So.. What are Bitcoins?

It sounds like something from a Tolkien novel, but what exactly is this strange new currency and what role does it have to play in the real (rather than the virtual) world?

Described as “the currency of the internet”, Bitcoin – the name given to the technology and software system that allows users to exchange “bitcoins” – is peer-to-peer technology, enabling the transfer of funds with no central banking system or authority. The system is also labelled a “crypto-currency”, a concept first envisaged by Wei Dai in 1998 and developed into the Bitcoin project by Satoshi Nakamoto in 2009. (Nakamoto has since left the project.)

Essentially computer software (an app), users have a Bitcoin wallet, from which they send and receive bitcoins, paying for products or services just as people have done with many different currencies for hundreds of years. Bitcoins can also be “mined”, a decentralised process that generates more money through the processing of transactions – basically a reward system for those assisting in the expansion of Bitcoin.

Only 21 million bitcoins will ever be created, but this isn’t as limiting as it sounds as bitcoins can be divided up to 8 decimal places (0.000 000 01 BTC).
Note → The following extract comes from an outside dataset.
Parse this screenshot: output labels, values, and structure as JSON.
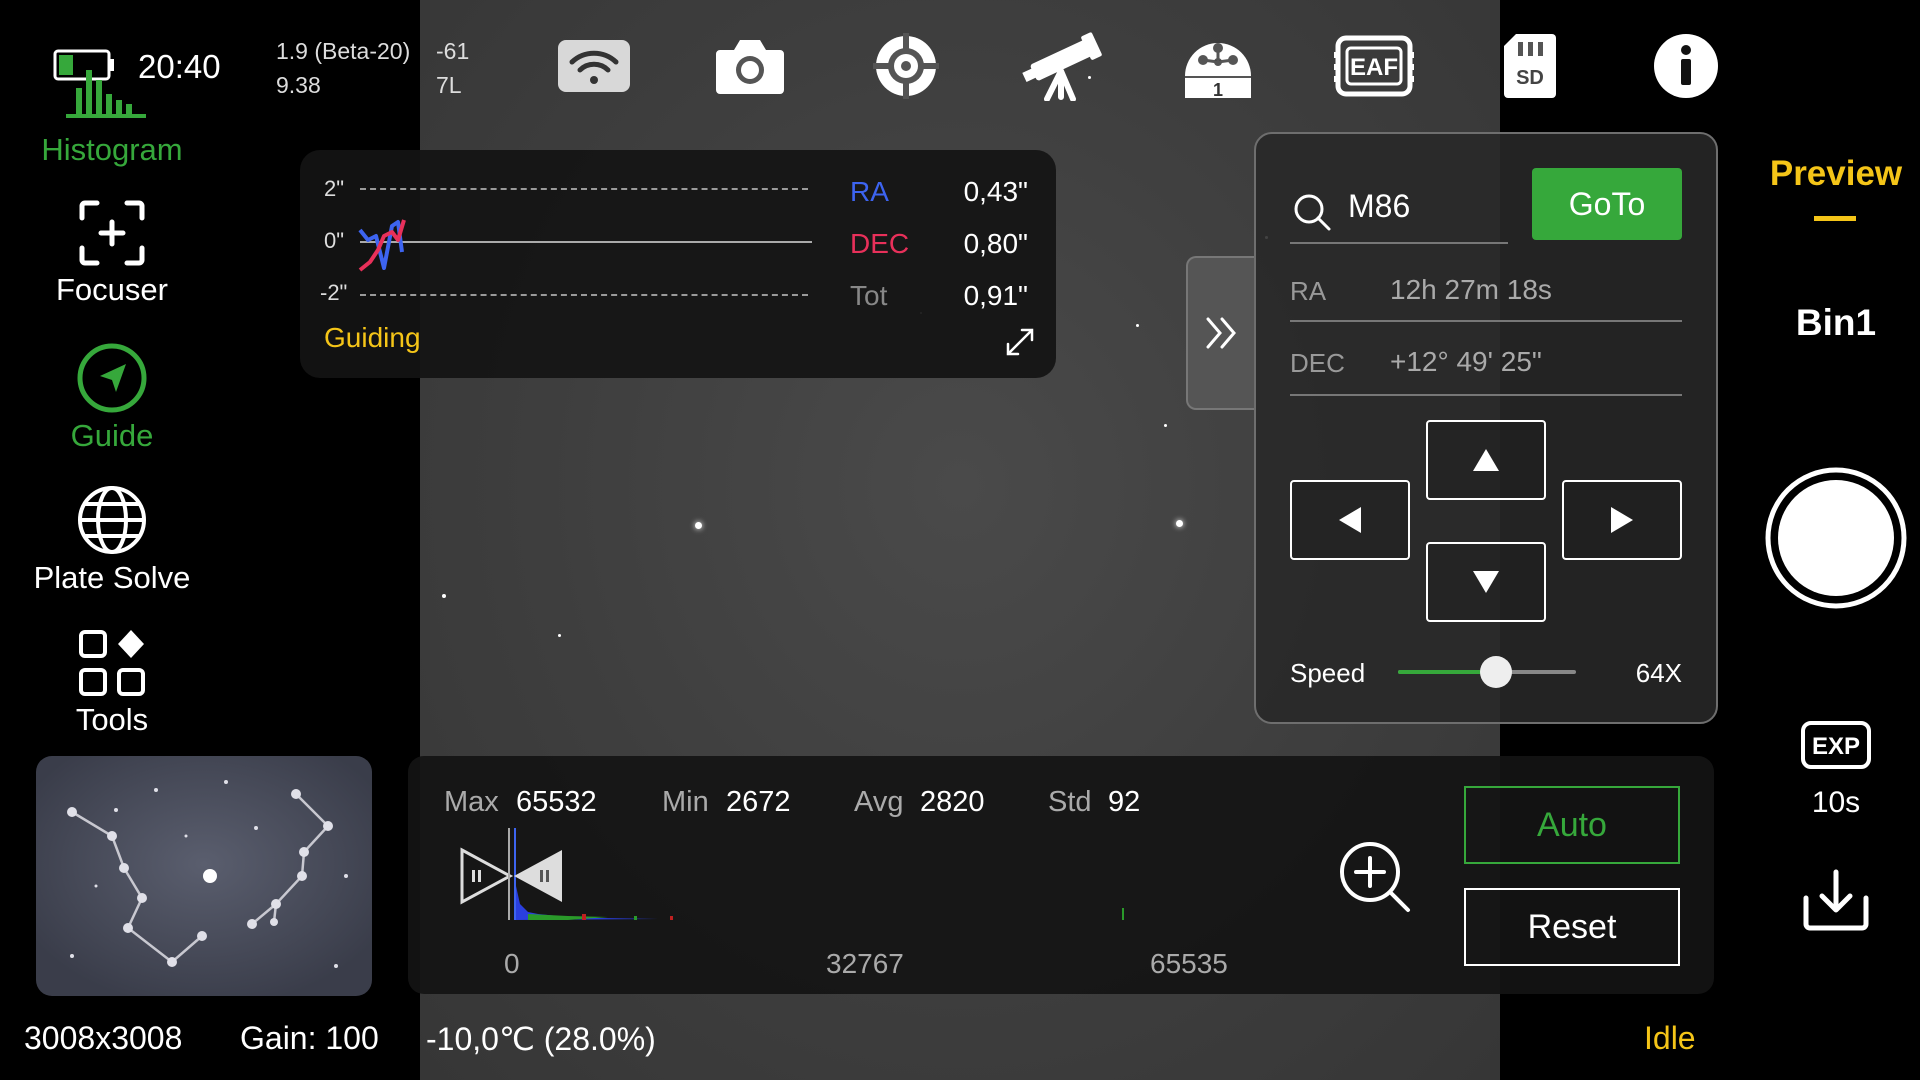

The exchange rate, however, has generated much speculation, and is something to beware. Due to the relatively small size of the market, Bitcoin is still a very volatile currency. For example, in January 2013 the rate stood at $US17 for 1 BTC. By April 2013 this had leapt to $US220, before immediately falling sharply to $US70!

In moves that suggest Bitcoin isn’t going away anytime soon, manufacturers have been producing Bitcoin ATMs, with the British Virgin Islands-based Lamassu citing plans to finish shipping to 25 different countries in the coming months. The currency is also now being accepted at Overstock.com, the home brands website, and there is talk of Amazon looking to accept it for payments in the near future.

So, should we all be jumping on the Bitcoin bandwagon? The short answer is no. The system is largely in place for ease of movement of global transactions and to eliminate transaction risk, despite its more recent movements towards retail. However, if you feel you’d like to partake of this new trend, that is an investment decision that is entirely up to you.